Jo grabbed her scone and rose, realizing she'd just reminded everyone of what they'd been trying to forget, at least for a few hours. “I should go.”

But Scott pointed at her. “Sit down. Finish your scone.” He smiled. “Some tough Secret Service agent you are, eating scones.” He reached over and slung his arm across the back of Beth's chair; she settled against him. His smile faded, his eyes still on Jo. “Come on. Sit. We all need to talk. Why should you be any different?”

Hannah and Dominique joined them from the kitchen, and Jo returned to her seat. Beth dived into her second scone without any hint of guilt. Hannah took a tiny nibble of her scone and offered up her theory. “These killers went to a lot of trouble to try to make it look like two kids got in over their heads with each other and died on the mountain.”

“That's more or less what they did with Drew,” Beth said quietly.

“Do you know what that tells me?” Hannah looked out the window, although it had been dark several hours. “Whoever hired them didn't want attention focused on Black Falls.”

Scott gave a low whistle. “You'll make a hell of a prosecutor, Hannah.”

She turned to him with a small smile. “I'll take that as a compliment. I hope I'm wrong. Either way,” she added, “those of you in law enforcement have your work cut out for you.”

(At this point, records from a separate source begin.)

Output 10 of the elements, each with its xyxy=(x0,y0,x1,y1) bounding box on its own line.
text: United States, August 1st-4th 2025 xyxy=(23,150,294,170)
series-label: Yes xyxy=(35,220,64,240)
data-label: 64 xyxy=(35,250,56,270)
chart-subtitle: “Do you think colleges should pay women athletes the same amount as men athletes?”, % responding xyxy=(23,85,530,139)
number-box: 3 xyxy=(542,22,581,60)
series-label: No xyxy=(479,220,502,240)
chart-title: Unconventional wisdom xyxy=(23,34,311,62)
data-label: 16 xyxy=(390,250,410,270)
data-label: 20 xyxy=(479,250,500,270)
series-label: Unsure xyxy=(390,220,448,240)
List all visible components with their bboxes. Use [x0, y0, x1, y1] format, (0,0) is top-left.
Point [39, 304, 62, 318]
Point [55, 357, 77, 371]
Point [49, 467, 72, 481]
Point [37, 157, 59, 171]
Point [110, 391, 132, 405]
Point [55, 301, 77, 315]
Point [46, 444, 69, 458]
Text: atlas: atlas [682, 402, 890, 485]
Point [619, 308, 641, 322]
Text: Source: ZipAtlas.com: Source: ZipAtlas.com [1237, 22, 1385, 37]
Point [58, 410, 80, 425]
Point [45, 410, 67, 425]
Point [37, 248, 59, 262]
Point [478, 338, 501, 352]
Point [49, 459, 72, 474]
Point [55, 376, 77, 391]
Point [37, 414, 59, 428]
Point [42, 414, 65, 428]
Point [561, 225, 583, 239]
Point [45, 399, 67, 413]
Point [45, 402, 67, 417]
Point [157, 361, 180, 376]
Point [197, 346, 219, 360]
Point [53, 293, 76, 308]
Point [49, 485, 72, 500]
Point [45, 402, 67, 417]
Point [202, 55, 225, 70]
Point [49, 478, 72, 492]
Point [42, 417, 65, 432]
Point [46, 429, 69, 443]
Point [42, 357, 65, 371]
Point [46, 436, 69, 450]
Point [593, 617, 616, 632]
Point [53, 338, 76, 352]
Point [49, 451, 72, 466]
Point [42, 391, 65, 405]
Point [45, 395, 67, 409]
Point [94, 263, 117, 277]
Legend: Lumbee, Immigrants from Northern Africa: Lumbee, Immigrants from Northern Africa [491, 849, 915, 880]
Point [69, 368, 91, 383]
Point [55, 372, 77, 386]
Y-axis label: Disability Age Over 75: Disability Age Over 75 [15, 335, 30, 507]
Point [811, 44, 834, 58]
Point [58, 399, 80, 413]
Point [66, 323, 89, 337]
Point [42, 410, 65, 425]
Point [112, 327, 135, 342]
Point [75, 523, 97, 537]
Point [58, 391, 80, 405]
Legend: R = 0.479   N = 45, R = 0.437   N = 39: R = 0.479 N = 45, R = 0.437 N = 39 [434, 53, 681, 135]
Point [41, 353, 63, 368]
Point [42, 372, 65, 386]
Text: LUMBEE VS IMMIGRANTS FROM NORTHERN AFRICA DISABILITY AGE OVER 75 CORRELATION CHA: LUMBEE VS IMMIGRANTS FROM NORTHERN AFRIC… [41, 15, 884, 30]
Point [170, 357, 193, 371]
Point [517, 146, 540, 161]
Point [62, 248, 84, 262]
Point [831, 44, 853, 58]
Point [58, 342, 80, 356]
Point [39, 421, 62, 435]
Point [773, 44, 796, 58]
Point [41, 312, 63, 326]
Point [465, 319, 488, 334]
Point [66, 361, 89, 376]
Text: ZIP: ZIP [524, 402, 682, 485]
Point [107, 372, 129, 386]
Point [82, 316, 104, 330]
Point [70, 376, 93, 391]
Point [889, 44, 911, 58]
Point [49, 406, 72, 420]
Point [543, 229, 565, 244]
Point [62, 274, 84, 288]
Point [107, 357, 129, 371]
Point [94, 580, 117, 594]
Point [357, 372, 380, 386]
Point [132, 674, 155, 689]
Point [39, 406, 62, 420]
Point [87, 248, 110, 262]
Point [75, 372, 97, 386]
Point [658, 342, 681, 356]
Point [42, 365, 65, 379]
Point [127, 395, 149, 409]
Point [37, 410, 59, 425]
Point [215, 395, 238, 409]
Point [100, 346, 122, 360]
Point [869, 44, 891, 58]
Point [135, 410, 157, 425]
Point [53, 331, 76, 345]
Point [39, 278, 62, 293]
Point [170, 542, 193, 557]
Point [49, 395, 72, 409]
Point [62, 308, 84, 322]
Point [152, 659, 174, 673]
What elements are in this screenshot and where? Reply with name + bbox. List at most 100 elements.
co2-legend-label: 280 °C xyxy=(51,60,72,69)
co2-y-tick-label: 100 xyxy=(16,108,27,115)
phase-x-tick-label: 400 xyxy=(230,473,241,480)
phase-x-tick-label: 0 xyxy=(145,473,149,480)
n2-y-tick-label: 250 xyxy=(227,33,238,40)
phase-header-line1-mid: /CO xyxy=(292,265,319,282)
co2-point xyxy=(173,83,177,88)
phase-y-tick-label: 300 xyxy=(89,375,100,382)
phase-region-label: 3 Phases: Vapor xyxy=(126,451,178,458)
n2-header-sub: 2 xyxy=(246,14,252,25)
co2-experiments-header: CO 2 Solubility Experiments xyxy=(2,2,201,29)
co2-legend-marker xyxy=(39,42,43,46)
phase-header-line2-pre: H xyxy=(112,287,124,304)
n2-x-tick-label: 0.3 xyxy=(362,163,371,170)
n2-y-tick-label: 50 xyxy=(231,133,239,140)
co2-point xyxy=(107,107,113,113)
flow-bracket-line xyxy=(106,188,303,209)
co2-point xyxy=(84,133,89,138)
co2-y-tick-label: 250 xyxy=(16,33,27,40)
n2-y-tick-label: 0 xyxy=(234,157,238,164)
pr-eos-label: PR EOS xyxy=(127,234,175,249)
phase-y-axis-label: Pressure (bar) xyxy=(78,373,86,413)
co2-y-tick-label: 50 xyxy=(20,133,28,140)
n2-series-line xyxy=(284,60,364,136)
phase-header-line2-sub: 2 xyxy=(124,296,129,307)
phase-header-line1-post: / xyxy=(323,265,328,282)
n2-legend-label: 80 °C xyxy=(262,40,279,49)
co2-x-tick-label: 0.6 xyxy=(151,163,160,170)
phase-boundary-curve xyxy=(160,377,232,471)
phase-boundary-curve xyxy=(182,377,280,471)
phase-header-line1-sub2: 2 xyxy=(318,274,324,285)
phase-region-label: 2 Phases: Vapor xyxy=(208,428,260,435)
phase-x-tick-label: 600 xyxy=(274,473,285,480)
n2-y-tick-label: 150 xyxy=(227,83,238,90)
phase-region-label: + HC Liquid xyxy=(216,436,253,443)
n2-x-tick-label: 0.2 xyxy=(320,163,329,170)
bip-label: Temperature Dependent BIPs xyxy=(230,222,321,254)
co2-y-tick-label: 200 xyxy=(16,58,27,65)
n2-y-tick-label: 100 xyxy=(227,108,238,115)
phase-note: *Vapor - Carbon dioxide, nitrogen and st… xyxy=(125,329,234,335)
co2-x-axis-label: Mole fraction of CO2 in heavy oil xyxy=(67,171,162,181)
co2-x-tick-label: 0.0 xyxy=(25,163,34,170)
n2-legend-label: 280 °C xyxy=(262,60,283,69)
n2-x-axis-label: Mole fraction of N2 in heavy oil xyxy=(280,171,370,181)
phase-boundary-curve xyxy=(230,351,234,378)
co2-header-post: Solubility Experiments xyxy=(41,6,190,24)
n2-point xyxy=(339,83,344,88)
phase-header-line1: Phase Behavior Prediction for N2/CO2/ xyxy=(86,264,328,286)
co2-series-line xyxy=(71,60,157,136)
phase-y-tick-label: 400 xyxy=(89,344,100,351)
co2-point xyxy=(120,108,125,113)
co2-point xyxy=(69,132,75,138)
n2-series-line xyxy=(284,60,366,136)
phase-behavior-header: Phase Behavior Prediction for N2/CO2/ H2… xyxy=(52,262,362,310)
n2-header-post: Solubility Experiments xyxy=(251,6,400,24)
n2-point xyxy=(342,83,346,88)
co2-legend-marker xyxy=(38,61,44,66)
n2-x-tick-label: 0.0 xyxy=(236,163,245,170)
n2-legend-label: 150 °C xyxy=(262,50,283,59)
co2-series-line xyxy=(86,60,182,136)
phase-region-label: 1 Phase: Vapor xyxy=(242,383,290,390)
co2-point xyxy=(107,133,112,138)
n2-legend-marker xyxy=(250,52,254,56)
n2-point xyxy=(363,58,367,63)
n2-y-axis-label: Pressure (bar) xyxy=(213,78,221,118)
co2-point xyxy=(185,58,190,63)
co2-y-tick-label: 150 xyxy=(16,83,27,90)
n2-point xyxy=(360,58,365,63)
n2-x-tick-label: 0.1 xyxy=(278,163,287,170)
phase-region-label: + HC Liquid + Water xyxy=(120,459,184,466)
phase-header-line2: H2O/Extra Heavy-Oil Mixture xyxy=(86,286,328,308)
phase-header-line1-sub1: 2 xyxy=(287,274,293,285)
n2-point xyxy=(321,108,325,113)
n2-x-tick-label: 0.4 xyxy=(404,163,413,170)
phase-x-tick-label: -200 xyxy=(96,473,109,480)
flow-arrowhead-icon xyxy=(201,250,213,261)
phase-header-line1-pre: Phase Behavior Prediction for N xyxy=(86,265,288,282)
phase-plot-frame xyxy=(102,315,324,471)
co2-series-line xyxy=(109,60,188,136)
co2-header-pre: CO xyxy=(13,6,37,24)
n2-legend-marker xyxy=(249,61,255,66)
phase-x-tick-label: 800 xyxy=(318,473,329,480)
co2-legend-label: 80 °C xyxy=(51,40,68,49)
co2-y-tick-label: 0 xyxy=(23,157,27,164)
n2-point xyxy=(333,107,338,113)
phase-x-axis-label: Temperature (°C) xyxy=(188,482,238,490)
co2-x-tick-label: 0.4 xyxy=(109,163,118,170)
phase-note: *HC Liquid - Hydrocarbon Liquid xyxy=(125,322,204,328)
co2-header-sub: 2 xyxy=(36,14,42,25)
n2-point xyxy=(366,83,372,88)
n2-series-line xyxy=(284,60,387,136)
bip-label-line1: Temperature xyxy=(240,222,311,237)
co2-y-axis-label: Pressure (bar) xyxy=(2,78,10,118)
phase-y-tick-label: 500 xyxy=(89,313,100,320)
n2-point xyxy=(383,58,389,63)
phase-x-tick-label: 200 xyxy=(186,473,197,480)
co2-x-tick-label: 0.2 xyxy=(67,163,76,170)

Jo didn't comment. Dominique shuddered, and they continued in that vein for a long time, until the entire tray of fresh scones was gone. By the time Jo drove back to the lake, she figured she'd have to run a marathon in the morning to burn off her share of the scones.

It was a crisp, clear, late-autumn evening, quiet and downright cold in her cabin. She tried twice to get a call out on her cell phone, but it just wasn't going to work. Finally she gave up, grabbed her flashlight and walked out the road to Elijah's house in the woods.

She saw him up on his deck and called to him. “There's a bat in my cabin.”

He ambled down to her in his canvas jacket and baseball cap. It was bad, she thought. Even the way he walked struck her as sexy. He said, “I warned you about the bats.”

“You're handy. Think of something.”

He smiled. “Already have.”

Of course, there was no bat. When they got to her cabin, he didn't bother to look for one, just grabbed her in his arms and fell onto the old iron bed with her. They tore at each other's clothes—coats, sweaters, wool socks, everything going, tossed onto the floor. Jo felt as if she was eighteen again, bursting with the need for him, wanting nothing more than to make love to bad boy Elijah. But the air was colder than those hot June days and nights fifteen years ago, and she wasn't eighteen or twenty-five or even thirty—but it didn't matter. He skimmed his palms over her bare skin, setting it on fire, and she knew she was as in love with him as ever.